With a second child on the way, Chris Shields and his wife, Michelle, wanted to move from their two-bedroom apartment in Southern California to a house with more space.
But because their timing coincided with a shakeout in the mortgage market earlier this year, their credit now isn't good enough to get a loan to purchase the house they wanted with no money down.
Rising interest rates and dropping home prices have squeezed a market that had been propped up by risky loans and easy credit during the housing boom.
As mortgage bills came due, foreclosures rose, and credit dried up for families like the Shieldses.
"Now we're stuck in the apartment," said Shields, 31, a firefighter who lives in Manifee, Calif. His wife gave birth to Gabriella at the end of March, and they are running out of space without options for a house.
These mortgages, also called "subprime," opened up homeownership to people who otherwise couldn't buy houses because they had weak credit or little money for a down payment.
Unlike traditional 30-year fixed mortgages, these loans are often adjustable, and payments grow with rising interest rates. The nontraditional loans allowed homeowners to borrow large amounts thanks to low initial "teaser" rates, piggyback loans split into two mortgages, or interest-only payments.
In the past, lenders didn't want to give mortgages to people with below-average credit because it was risky, said Kathe Newman, a professor at Rutgers University in New Jersey who has studied the subprime market and foreclosures.
But the explosion of a secondary market for repurchasing mortgages provided more cash to lenders, and investors were willing to take bigger risks. Technology, such as automated credit scoring, also allowed lenders to quickly assess risk, she said.
This year, the volume of subprime mortgages is expected to drop by about 30 percent, said Jay Brinkmann, vice president of research and an economist for the Mortgage Bankers Association in Washington, D.C.
Over the last few months, Louis Allee, a mortgage broker based in Whittier, Calif., said he has seen fewer clients qualify for 100 percent home financing. More potential buyers are having to prove their incomes, and they must show they have the equivalent of several months' mortgage payments in savings.
LaVerne Jackson, who sells homes for Century 21 south of Newark, N.J., said the mortgage situation is slowing her business.

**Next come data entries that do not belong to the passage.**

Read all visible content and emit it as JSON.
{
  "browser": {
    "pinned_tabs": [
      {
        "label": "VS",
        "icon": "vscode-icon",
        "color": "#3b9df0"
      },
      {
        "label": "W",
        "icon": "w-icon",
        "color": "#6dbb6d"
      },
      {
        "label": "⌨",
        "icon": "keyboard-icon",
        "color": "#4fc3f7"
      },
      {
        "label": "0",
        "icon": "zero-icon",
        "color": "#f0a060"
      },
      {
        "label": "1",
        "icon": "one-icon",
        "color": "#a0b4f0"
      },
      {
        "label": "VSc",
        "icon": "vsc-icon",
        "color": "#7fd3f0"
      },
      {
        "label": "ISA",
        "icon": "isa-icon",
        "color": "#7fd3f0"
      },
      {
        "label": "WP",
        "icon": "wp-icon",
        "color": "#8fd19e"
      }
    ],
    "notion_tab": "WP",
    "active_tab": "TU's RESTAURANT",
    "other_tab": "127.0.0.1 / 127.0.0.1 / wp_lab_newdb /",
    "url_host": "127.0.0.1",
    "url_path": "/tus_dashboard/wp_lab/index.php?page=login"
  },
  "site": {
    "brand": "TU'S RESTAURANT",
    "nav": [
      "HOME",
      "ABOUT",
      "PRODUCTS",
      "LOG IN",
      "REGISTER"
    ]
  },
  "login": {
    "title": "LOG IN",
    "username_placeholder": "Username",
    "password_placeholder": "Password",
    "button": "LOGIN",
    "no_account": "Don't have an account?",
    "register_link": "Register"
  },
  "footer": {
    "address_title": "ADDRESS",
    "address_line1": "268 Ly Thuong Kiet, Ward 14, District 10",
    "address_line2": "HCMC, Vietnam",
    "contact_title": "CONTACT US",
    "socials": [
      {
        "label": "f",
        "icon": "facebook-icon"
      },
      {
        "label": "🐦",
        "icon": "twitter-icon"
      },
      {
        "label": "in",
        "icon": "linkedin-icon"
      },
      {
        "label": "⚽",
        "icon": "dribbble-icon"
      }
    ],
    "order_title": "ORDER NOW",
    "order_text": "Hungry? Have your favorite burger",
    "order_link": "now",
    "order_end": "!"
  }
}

In early March, one of her clients was set to close one afternoon on a $320,000, four-bedroom home in Linden, near Newark Liberty International Airport. But the deal was canceled just hours before closing when the buyer's mortgage company shut its doors, she said.
Jackson said the housing market will suffer as buyers work to establish better credit.
"They will have to do a lot of credit repairs before they can qualify," Jackson said. "It also means the houses will sit a little longer."
New Jersey in April barred two companies, Atlanta-based SouthStar and LoanCity of San Jose, Calif., from doing business in the state because they lost financial backing and weren't able to fulfill existing loan obligations, said Jim Gardner, a spokesman for New Jersey's Department of Banking and Insurance.
The month before, the state barred New Century Financial Corp., which pulled funding for 59 home loans and eight with the company's Home123 Corp. unit that had already closed. The loans have since been placed with other lenders, Gardner said.
Irvine, Calif.-based New Century had taken an additional 451 applications that did not close and Home123 had 293, and they have been directed to other mortgage companies.
The shakeout could have positive benefits, some housing advocates say. Ira Rheingold, executive director of the National Association of Consumer Advocates, said people won't qualify for loans they can't afford.